Kronologi menurut keluarga

Keluarga menyebut tembakan dilepaskan pada Minggu sore waktu setempat. Bahaa Abu al-Ajeen, ayah Rayan, juga ikut menjadi sasaran dan peluru mengenai kakinya saat insiden terjadi.

Menurut keluarga, proses pertolongan berlangsung sangat lambat karena kondisi keamanan di lokasi. Bahaa kini masih menjalani perawatan intensif di rumah sakit dan disebut belum stabil setelah mengalami pendarahan hebat selama berjam-jam.

Lokasi kejadian dan kesaksian keluarga

Keluarga Abu al-Ajeen menyatakan peristiwa itu terjadi di luar area yang disebut Yellow Line atau Garis Kuning. Zona tersebut digambarkan sebagai wilayah yang tidak berada di bawah kendali langsung militer Israel.

Kakek korban, Jaber Abu al-Ajeen, mengatakan ia mendengar rentetan tembakan dari arah ladang keluarga. Ia menuturkan cucunya tewas akibat luka tembak di kepala, dan peluru disebut menembus kepala Rayan hingga keluar melalui mata.

Ayah korban sempat tak mendapat bantuan

Dalam kesaksian keluarga, Bahaa sempat dibawa ke area yang dikuasai militer Israel. Jaber juga menyebut putranya dibiarkan dalam kondisi terluka parah tanpa bantuan medis selama tujuh jam.

Keluarga menegaskan mereka adalah warga sipil yang bekerja sebagai petani dan telah lama tinggal di wilayah itu. Situasi tersebut memperlihatkan sulitnya akses pertolongan di tengah kondisi keamanan yang terus memburuk.

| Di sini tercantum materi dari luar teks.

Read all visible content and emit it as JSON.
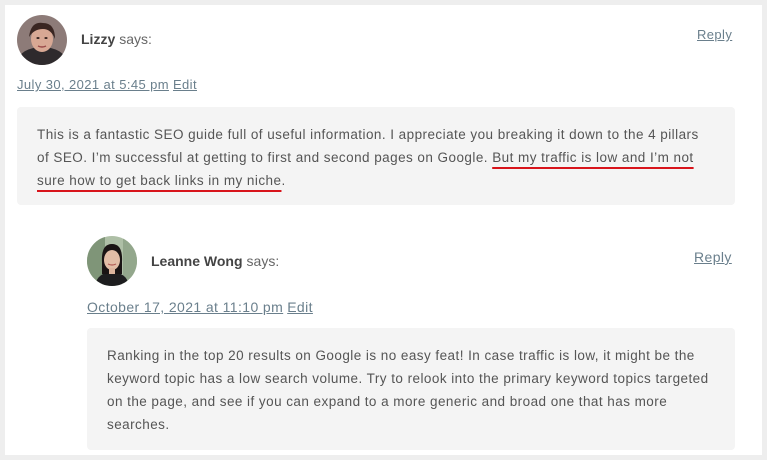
{
  "comments": [
    {
      "author": "Lizzy",
      "says": "says:",
      "reply": "Reply",
      "date": "July 30, 2021 at 5:45 pm",
      "edit": "Edit",
      "text_plain": "This is a fantastic SEO guide full of useful information. I appreciate you breaking it down to the 4 pillars of SEO. I’m successful at getting to first and second pages on Google. ",
      "text_highlight": "But my traffic is low and I’m not sure how to get back links in my niche",
      "text_end": "."
    },
    {
      "author": "Leanne Wong",
      "says": "says:",
      "reply": "Reply",
      "date": "October 17, 2021 at 11:10 pm",
      "edit": "Edit",
      "text": "Ranking in the top 20 results on Google is no easy feat! In case traffic is low, it might be the keyword topic has a low search volume. Try to relook into the primary keyword topics targeted on the page, and see if you can expand to a more generic and broad one that has more searches."
    }
  ],
  "colors": {
    "page_bg": "#eeeeee",
    "card_bg": "#ffffff",
    "bubble_bg": "#f4f4f4",
    "link": "#6a7f8c",
    "highlight_underline": "#d8141b"
  }
}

Korban sipil di Gaza terus bertambah

Kasus ini datang di tengah laporan jumlah korban jiwa di Gaza yang terus meningkat sejak Oktober 2023. Berdasarkan catatan yang disampaikan dalam laporan, total korban tewas di Gaza telah melampaui 73.000 jiwa.

Laporan itu juga menyebut hampir 1.000 warga Palestina tewas sejak gencatan senjata Oktober lalu akibat serangan yang masih berlanjut. Banyak insiden penembakan dilaporkan terjadi di sekitar Yellow Line yang terus diperluas secara sepihak oleh militer Israel.

Hingga berita ini diturunkan, pihak militer Israel belum memberikan komentar resmi terkait penembakan yang menewaskan balita tersebut. Di Deir el-Balah, ketegangan tetap tinggi ketika operasi militer Israel terus meluas ke wilayah-wilayah yang sebelumnya dianggap aman bagi warga sipil.